Friday, December 6, 2013

How delivery drones could transform the world

FT.com

By Tim Harford
Cars kill people every day, so we will get over safety concerns, writes Tim Harford
©Getty

Amazon To Deliver Packages With Aerial Drones

Let’s not ask whether, in two years’ time, Amazon will deliver your last-minute Christmas shopping by octocopter. It won’t – the idea is a glorious publicity stunt.

The current objections to filling the skies with delivery drones are tremendous. The hovering robots are unreliable and likely to bump into things, and each other; the energy costs are high; and, of course, we look forward to Amazon fending off litigants after a miniature helicopter makes a hard landing somewhere inconvenient.

But while we tend to get excited and then disappointed by short-term techno-hype, the longer-term changes are often more profound than we expect. We typically lack the imagination to understand what they might be – nothing ever looks as dated as old science fiction. Regulatory obstacles are there to be surmounted: we already drive heavy chunks of metal around, killing people every day, so it is safe to assume that we will get over any safety concerns about drones.

So let us assume that they do one day cloud our skies. That brings us to a far more interesting question: not whether cheap, safe, legal drones will fetch our shopping, but what would the world look like if they did?

Prediction one: a sharper distinction between the hoarders and the minimalists. As the economist Tyler Cowen has pointed out, fast, cheap drone delivery allows you to keep low inventories. Say goodbye to overstuffed freezers and groaning bookshelves: the Ocado-copter will deliver whatever you need for tonight’s dinner party given 30 minutes’ notice. This is an unclutterer’s dream. But while some will use on-demand delivery to keep their homes free of unnecessary junk, many people are likely to order more than they can possibly use. For most of us, cheap, immediate access to stuff is simply going to mean – well, more stuff.

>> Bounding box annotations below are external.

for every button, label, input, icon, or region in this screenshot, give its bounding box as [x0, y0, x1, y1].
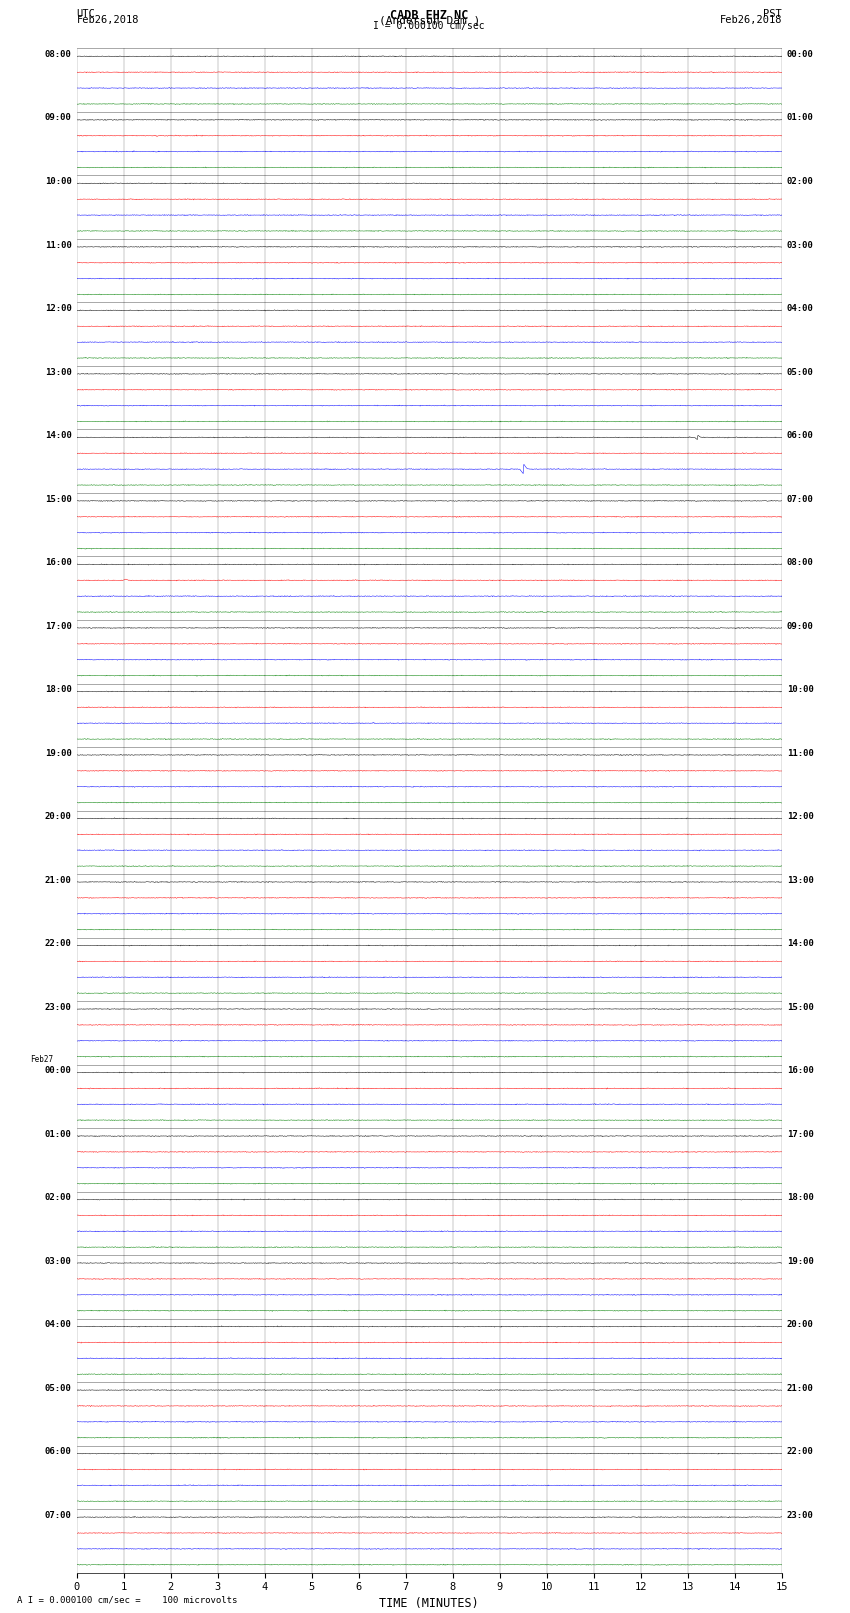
Text: CADB EHZ NC: CADB EHZ NC: [390, 10, 468, 23]
Text: 05:00: 05:00: [45, 1384, 71, 1392]
Text: 03:00: 03:00: [45, 1257, 71, 1266]
Text: 10:00: 10:00: [45, 177, 71, 185]
Text: 14:00: 14:00: [45, 431, 71, 440]
Text: 01:00: 01:00: [45, 1129, 71, 1139]
Text: Feb26,2018: Feb26,2018: [719, 16, 782, 26]
Text: 00:00: 00:00: [45, 1066, 71, 1076]
Text: 22:00: 22:00: [45, 939, 71, 948]
Text: 13:00: 13:00: [787, 876, 813, 884]
Text: 12:00: 12:00: [45, 303, 71, 313]
Text: 07:00: 07:00: [787, 495, 813, 503]
Text: 02:00: 02:00: [787, 177, 813, 185]
Text: 19:00: 19:00: [787, 1257, 813, 1266]
Text: 02:00: 02:00: [45, 1194, 71, 1202]
Text: 18:00: 18:00: [45, 686, 71, 694]
Text: PST: PST: [763, 10, 782, 19]
Text: 19:00: 19:00: [45, 748, 71, 758]
Text: 09:00: 09:00: [787, 621, 813, 631]
Text: 10:00: 10:00: [787, 686, 813, 694]
Text: 21:00: 21:00: [45, 876, 71, 884]
Text: 05:00: 05:00: [787, 368, 813, 376]
Text: 21:00: 21:00: [787, 1384, 813, 1392]
Text: 01:00: 01:00: [787, 113, 813, 123]
Text: 18:00: 18:00: [787, 1194, 813, 1202]
Text: 04:00: 04:00: [45, 1319, 71, 1329]
Text: 08:00: 08:00: [45, 50, 71, 60]
Text: UTC: UTC: [76, 10, 95, 19]
Text: 20:00: 20:00: [787, 1319, 813, 1329]
Text: 20:00: 20:00: [45, 811, 71, 821]
Text: (Anderson Dam ): (Anderson Dam ): [378, 16, 480, 26]
Text: 13:00: 13:00: [45, 368, 71, 376]
Text: 00:00: 00:00: [787, 50, 813, 60]
Text: 15:00: 15:00: [45, 495, 71, 503]
Text: I = 0.000100 cm/sec: I = 0.000100 cm/sec: [373, 21, 485, 31]
Text: 22:00: 22:00: [787, 1447, 813, 1457]
Text: 17:00: 17:00: [787, 1129, 813, 1139]
Text: 11:00: 11:00: [787, 748, 813, 758]
Text: 23:00: 23:00: [45, 1003, 71, 1011]
Text: 08:00: 08:00: [787, 558, 813, 568]
Text: 06:00: 06:00: [787, 431, 813, 440]
Text: 12:00: 12:00: [787, 811, 813, 821]
Text: A I = 0.000100 cm/sec =    100 microvolts: A I = 0.000100 cm/sec = 100 microvolts: [17, 1595, 237, 1605]
Text: 17:00: 17:00: [45, 621, 71, 631]
Text: Feb26,2018: Feb26,2018: [76, 16, 139, 26]
Text: 11:00: 11:00: [45, 240, 71, 250]
Text: 16:00: 16:00: [787, 1066, 813, 1076]
Text: 04:00: 04:00: [787, 303, 813, 313]
Text: 07:00: 07:00: [45, 1511, 71, 1519]
Text: 09:00: 09:00: [45, 113, 71, 123]
Text: Feb27: Feb27: [30, 1055, 53, 1065]
Text: 14:00: 14:00: [787, 939, 813, 948]
Text: 03:00: 03:00: [787, 240, 813, 250]
Text: 23:00: 23:00: [787, 1511, 813, 1519]
Text: 06:00: 06:00: [45, 1447, 71, 1457]
Text: 16:00: 16:00: [45, 558, 71, 568]
X-axis label: TIME (MINUTES): TIME (MINUTES): [379, 1597, 479, 1610]
Text: 15:00: 15:00: [787, 1003, 813, 1011]
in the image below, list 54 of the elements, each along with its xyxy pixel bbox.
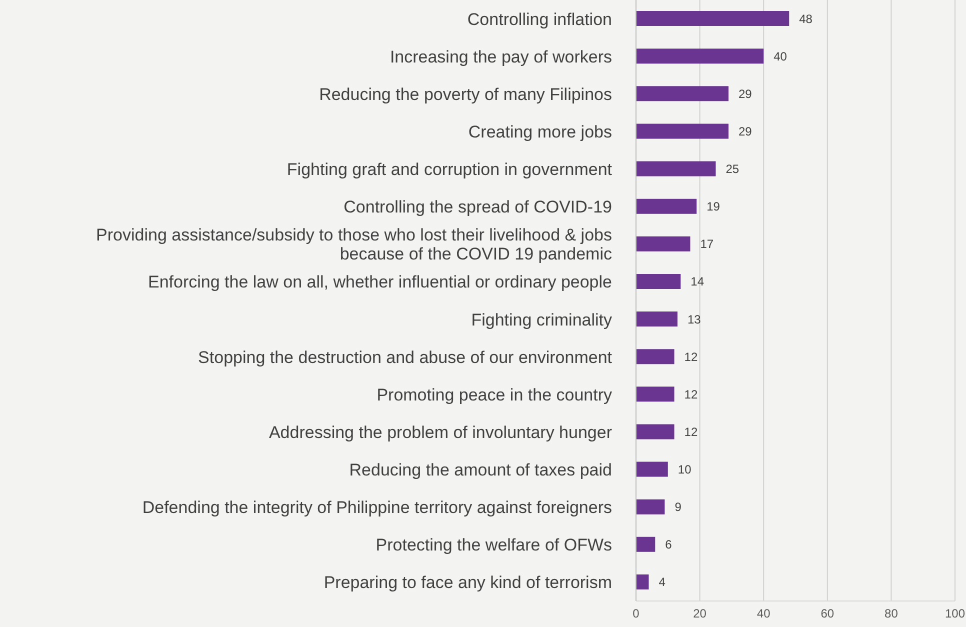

Prediction two: the high street might do better than you would think. Amazon’s current business model relies on vast, efficient warehouse hubs some distance from consumers. Parcels are dispatched from Amazon’s hub, reorganised at delivery hubs by Royal Mail or other couriers, then delivered to us at home. The speed and short range of drone delivery suggests that Amazon would need many more, smaller dispatch centres much closer to consumers. Other retailers already have these: they are on the high street. It remains to be seen whether a small, internet-only warehouse operating out of a business park around the back of the railway station will actually outcompete high-street shops serving double-duty as traditional retailers and drone-dispatch hubs.

Prediction three: home delivery would be just the start. Amazon would know where you were, and with a few swipes on a smartphone app, you could tell the drone to deliver to your office or, for that matter, to bring a Coke as you pause halfway around your morning jog. When you need that delivery of emergency insulin, you may not actually be at home. Amazon will not be delivering cocaine via drones – but somebody certainly will.

Prediction four: the real benefits may come from sharing logistics, with each individual retailer or restaurateur being able to book a slot on the drone mother ship at little notice for a low fee. (Would it be an airship? Or, more prosaically, just a robot-driven lorry that cruises slowly around the neighbourhood?) Amazon – and Google, which has pioneered self-driving cars and this week announced a push into robotics – have been pioneers in “cloud computing”, where smaller players rent computer power as a service from the big boys. The swarm of currycopters may be a less metaphorical cloud – a service that anyone needing a quick delivery can rent on a whim.

Prediction five: the suburbs will benefit. Amazon’s publicity video shows a drone flying over open countryside, but the drones seem more likely to work in urban areas. Whether anyone who lives in Brooklyn or Bloomsbury will really get excited about 30-minute delivery times is an open question: you only have to walk out of the front door to have easy access to most of what you might want in a hurry. Yet those who live on the outskirts of big population centres will see the benefits of not having to get in the car and drive to a hypermarket.

Prediction six: maybe things will not really change after all. If, 15 years ago, I promised you cheap next-day delivery of almost any product you could imagine, convenient and reliable grocery delivery, and the online streaming of cheap or free video and music, you would have predicted a retailing earthquake. What is really surprising about the high street is how little it has changed. My own local high street lost a Virgin Megastore and a Borders, but the gaps have been filled by fast-fashion retailers and a Tesco Metro.

In fact, the only prediction of which I am truly confident is that whatever the really important change will be, it will take most of us by surprise.